The next step was to boost the performance of the method. CAD Exchanger implemented computational parallelism for several stages of the algorithm. Speeding up projection generation up to 5X for B-Rep models and up to 8X for mesh models provided a better user experience for FORAN customers.
More to come
FORAN is constantly moving towards digitalization and upgrading its data model to ensure the best user experience in creating better ships at a lower cost. Therefore however many improvements have already been implemented into the system, CAD Exchanger has yet to make a lot. Among the current projects, there are two particularly noteworthy ones:
As mentioned before, FORAN stores just the minimum set of CAD data to keep the processes fast. However, when it’s necessary to export the model, the recreation of its parameters from the FORAN’s data model takes a lot of time. Accordingly, it was agreed to accelerate the process with multithreading, drawing on CAD Exchanger’s experience of parallel computation. This technology will improve the overall efficiency of the CPU and the resulting user experience.
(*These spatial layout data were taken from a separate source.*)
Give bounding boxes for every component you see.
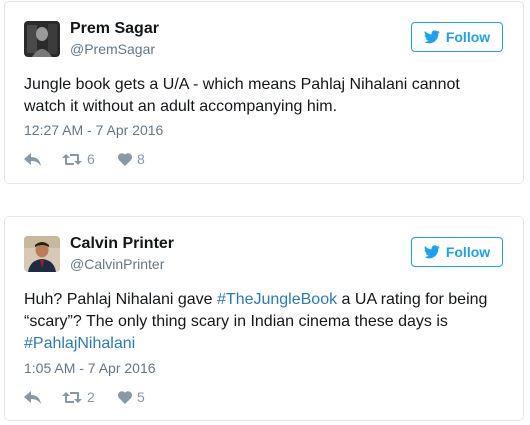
retweet-count: 2: [87, 389, 95, 405]
retweet-icon: [62, 391, 82, 403]
hashtag-link[interactable]: #PahlajNihalani: [24, 335, 135, 352]
timestamp[interactable]: 12:27 AM - 7 Apr 2016: [24, 122, 163, 138]
heart-icon: [118, 390, 132, 404]
tweet-actions: 2 5: [24, 387, 158, 407]
reply-icon: [24, 390, 41, 404]
reply-button[interactable]: [24, 390, 62, 404]
user-handle[interactable]: @PremSagar: [70, 41, 155, 57]
tweet-text-segment: Huh? Pahlaj Nihalani gave: [24, 291, 218, 308]
tweet-text: Huh? Pahlaj Nihalani gave #TheJungleBook…: [24, 289, 504, 355]
twitter-bird-icon: [423, 30, 440, 44]
hashtag-link[interactable]: #TheJungleBook: [217, 291, 337, 308]
tweet-card: Prem Sagar @PremSagar Follow Jungle book…: [4, 1, 524, 184]
twitter-bird-icon: [423, 245, 440, 259]
follow-label: Follow: [445, 244, 491, 260]
display-name[interactable]: Prem Sagar: [70, 20, 159, 38]
follow-button[interactable]: Follow: [411, 22, 503, 52]
reply-button[interactable]: [24, 152, 62, 166]
like-count: 5: [137, 389, 145, 405]
follow-label: Follow: [445, 29, 491, 45]
timestamp[interactable]: 1:05 AM - 7 Apr 2016: [24, 360, 156, 376]
retweet-count: 6: [87, 151, 95, 167]
like-button[interactable]: 8: [118, 151, 158, 167]
tweet-card: Calvin Printer @CalvinPrinter Follow Huh…: [4, 216, 524, 421]
tweet-actions: 6 8: [24, 149, 158, 169]
heart-icon: [118, 152, 132, 166]
follow-button[interactable]: Follow: [411, 237, 503, 267]
retweet-icon: [62, 153, 82, 165]
display-name[interactable]: Calvin Printer: [70, 235, 174, 253]
like-count: 8: [137, 151, 145, 167]
tweet-text: Jungle book gets a U/A - which means Pah…: [24, 76, 460, 115]
reply-icon: [24, 152, 41, 166]
like-button[interactable]: 5: [118, 389, 158, 405]
avatar[interactable]: [24, 236, 60, 272]
retweet-button[interactable]: 2: [62, 389, 118, 405]
avatar[interactable]: [24, 21, 60, 57]
retweet-button[interactable]: 6: [62, 151, 118, 167]
user-handle[interactable]: @CalvinPrinter: [70, 256, 164, 272]
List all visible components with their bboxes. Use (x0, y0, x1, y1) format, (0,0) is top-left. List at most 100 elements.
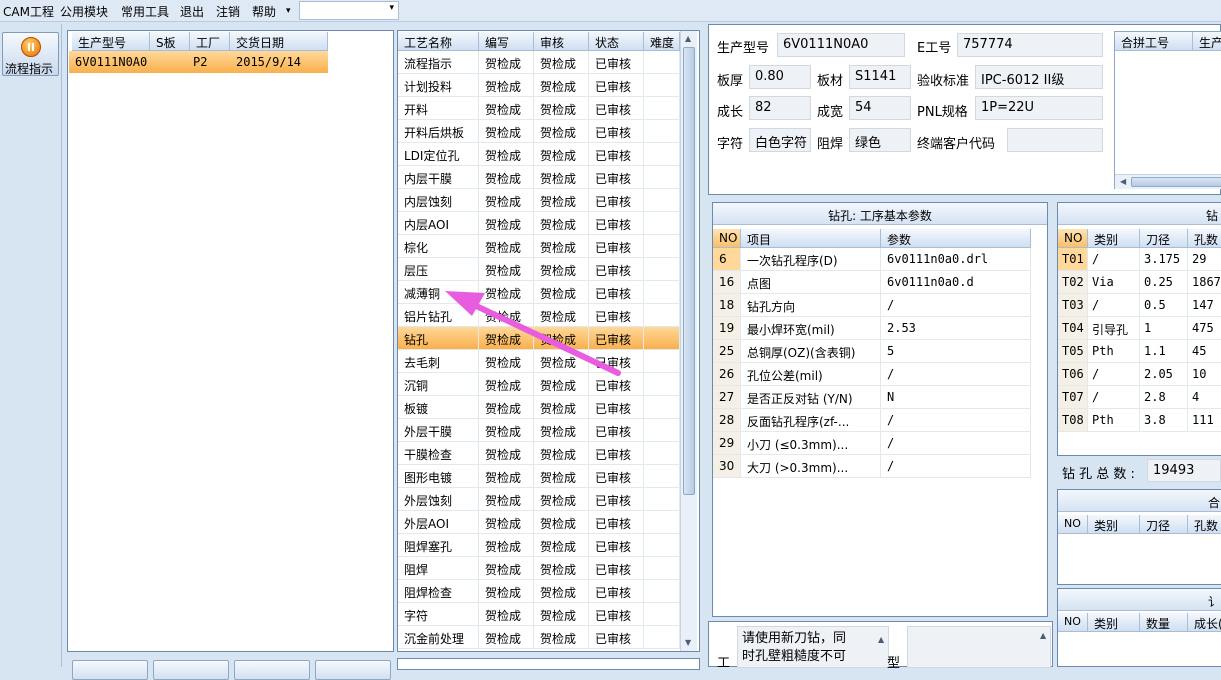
tool-diam-cell: 2.05 (1140, 363, 1188, 386)
drill-total-field[interactable]: 19493 (1147, 459, 1221, 482)
tool-no-cell: T06 (1058, 363, 1088, 386)
process-col-reviewer[interactable]: 审核 (534, 32, 589, 51)
merge-col-prod[interactable]: 生产 (1193, 32, 1221, 51)
process-writer-cell: 贺检成 (479, 97, 534, 120)
bottom-button-3[interactable] (234, 660, 310, 680)
process-name-cell: 外层干膜 (398, 419, 479, 442)
orders-col-date[interactable]: 交货日期 (230, 32, 328, 51)
merge-hscrollbar[interactable]: ◀ (1115, 174, 1221, 189)
process-reviewer-cell: 贺检成 (534, 258, 589, 281)
note-scroll-up-icon[interactable]: ▲ (878, 631, 884, 649)
flow-indicator-button[interactable]: 流程指示 (2, 32, 59, 76)
merge-hscroll-thumb[interactable] (1131, 177, 1221, 187)
process-name-cell: 层压 (398, 258, 479, 281)
orders-col-model[interactable]: 生产型号 (72, 32, 150, 51)
param-value-cell: / (881, 409, 1031, 432)
char-field[interactable]: 白色字符 (749, 128, 811, 152)
process-reviewer-cell: 贺检成 (534, 373, 589, 396)
bottom-button-4[interactable] (315, 660, 391, 680)
note-text-line2: 时孔壁粗糙度不可 (742, 649, 847, 664)
scroll-up-icon[interactable]: ▲ (685, 34, 691, 43)
process-col-difficulty[interactable]: 难度 (644, 32, 680, 51)
thickness-field[interactable]: 0.80 (749, 65, 811, 89)
sub2-col-qty[interactable]: 数量 (1140, 613, 1188, 632)
sub1-col-no[interactable]: NO (1058, 515, 1088, 534)
tool-count-cell: 29 (1188, 248, 1221, 271)
sub2-col-length[interactable]: 成长( (1188, 613, 1221, 632)
param-value-cell: 6v0111n0a0.drl (881, 248, 1031, 271)
menu-logout[interactable]: 注销 (216, 3, 240, 20)
process-scrollbar[interactable]: ▲ ▼ (680, 31, 697, 651)
pnl-field[interactable]: 1P=22U (975, 96, 1103, 120)
process-name-cell: 开料后烘板 (398, 120, 479, 143)
left-nav: 流程指示 (0, 24, 62, 667)
process-writer-cell: 贺检成 (479, 534, 534, 557)
customer-field[interactable] (1007, 128, 1103, 152)
process-name-cell: 外层AOI (398, 511, 479, 534)
params-col-item[interactable]: 项目 (741, 229, 881, 248)
type-scroll-up-icon[interactable]: ▲ (1040, 631, 1046, 640)
note-textbox[interactable]: 请使用新刀钻，同 时孔壁粗糙度不可 ▲ (737, 626, 889, 668)
orders-col-s[interactable]: S板 (150, 32, 190, 51)
process-writer-cell: 贺检成 (479, 603, 534, 626)
sub-panel-2: 讠 NO 类别 数量 成长( (1057, 588, 1221, 667)
material-field[interactable]: S1141 (849, 65, 911, 89)
param-value-cell: / (881, 294, 1031, 317)
mask-label: 阻焊 (817, 137, 844, 152)
menu-common-tools[interactable]: 常用工具 (121, 3, 169, 20)
sub1-col-type[interactable]: 类别 (1088, 515, 1140, 534)
process-col-name[interactable]: 工艺名称 (398, 32, 479, 51)
process-name-cell: 外层蚀刻 (398, 488, 479, 511)
params-col-value[interactable]: 参数 (881, 229, 1031, 248)
standard-field[interactable]: IPC-6012 II级 (975, 65, 1103, 89)
params-col-no[interactable]: NO (713, 229, 741, 248)
process-writer-cell: 贺检成 (479, 189, 534, 212)
process-status-cell: 已审核 (589, 534, 644, 557)
bottom-button-2[interactable] (153, 660, 229, 680)
orders-col-factory[interactable]: 工厂 (190, 32, 230, 51)
process-reviewer-cell: 贺检成 (534, 350, 589, 373)
width-field[interactable]: 54 (849, 96, 911, 120)
process-col-status[interactable]: 状态 (589, 32, 644, 51)
eng-no-field[interactable]: 757774 (957, 33, 1103, 57)
tools-col-no[interactable]: NO (1058, 229, 1088, 248)
process-status-cell: 已审核 (589, 419, 644, 442)
param-value-cell: / (881, 432, 1031, 455)
mask-field[interactable]: 绿色 (849, 128, 911, 152)
standard-label: 验收标准 (917, 74, 970, 89)
menu-help[interactable]: 帮助 (252, 3, 276, 20)
process-difficulty-cell (644, 373, 680, 396)
process-difficulty-cell (644, 235, 680, 258)
bottom-button-1[interactable] (72, 660, 148, 680)
tool-count-cell: 475 (1188, 317, 1221, 340)
type-textbox[interactable]: ▲ (907, 626, 1051, 668)
tools-col-count[interactable]: 孔数 (1188, 229, 1221, 248)
length-field[interactable]: 82 (749, 96, 811, 120)
merge-col-no[interactable]: 合拼工号 (1115, 32, 1193, 51)
sub1-col-diam[interactable]: 刀径 (1140, 515, 1188, 534)
sub1-col-count[interactable]: 孔数 (1188, 515, 1221, 534)
tools-col-type[interactable]: 类别 (1088, 229, 1140, 248)
bottom-input[interactable] (397, 658, 700, 670)
tool-count-cell: 147 (1188, 294, 1221, 317)
toolbar-combo[interactable]: ▾ (299, 1, 399, 20)
tools-col-diam[interactable]: 刀径 (1140, 229, 1188, 248)
menu-exit[interactable]: 退出 (180, 3, 204, 20)
tool-count-cell: 4 (1188, 386, 1221, 409)
chevron-down-icon[interactable]: ▾ (389, 3, 394, 13)
scroll-thumb[interactable] (683, 47, 695, 495)
scroll-left-icon[interactable]: ◀ (1120, 177, 1126, 186)
prod-model-field[interactable]: 6V0111N0A0 (777, 33, 905, 57)
tool-diam-cell: 3.8 (1140, 409, 1188, 432)
menu-common-modules[interactable]: 公用模块 (60, 3, 108, 20)
process-difficulty-cell (644, 442, 680, 465)
sub2-col-no[interactable]: NO (1058, 613, 1088, 632)
sub2-col-type[interactable]: 类别 (1088, 613, 1140, 632)
scroll-down-icon[interactable]: ▼ (685, 638, 691, 647)
menu-cam[interactable]: CAM工程 (3, 3, 54, 20)
order-s-cell (150, 51, 190, 73)
process-col-writer[interactable]: 编写 (479, 32, 534, 51)
process-difficulty-cell (644, 488, 680, 511)
process-difficulty-cell (644, 258, 680, 281)
help-dropdown-icon[interactable]: ▾ (286, 6, 291, 16)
OCX (Open Class 3D Exchange) is a new data exchange format between shipbuilding CAD software and classification societies tools. These latter approve the ship’s design or send it back to the designer with annotations on necessary improvements. As the format finds acceptance both among classification societies and shipbuilders, the ability to robustly export data to OCX will become a vital feature for FORAN.
Jesús Ángel Muñoz Herrero
Ship models exported to OCX will enable FORAN users to streamline the process of classification, integrating it with CAD, CAM, CAE, and PLM processes and avoiding the need for additional data extraction and exchange.
Scaling user experience and keeping up with the multi-CAD world
SENER Marine shipbuilding expertise together with CAD Exchanger competence in 3D data is a part of a force moving FORAN system towards the digital transformation of Industry 4.0. According to Jesús Ángel Muñoz Herrero, FORAN System Product Manager at SENER Marine, throughout a decade, this collaboration allowed them to provide customers with up-to-date shipbuilding-oriented features, seamlessly backed by constant data exchange improvements.
Jesús Ángel Muñoz Herrero
Starting with specific formats supports, CAD Exchanger managed to shoulder their full responsibility for 3D data exchange and skyrocket the performance of the FORAN system with the numerous algorithms development:
- JT, STEP, IGES, DXF, IFC, and other formats support
- Faster models loading via multi-LODs
- Performance boost via computational parallelism up to 60X
- Parametric body recognition
- Hidden line removal (HLR)
- B-Rep and mesh models simplification
- Export from FORAN data model to OCX
Covering the whole range of CAD-specific issues, CAD Exchanger let SENER Marine reduce FORAN’s go-to-market time, increase its value with the rapid development of new features, and just make their product run smoother and faster.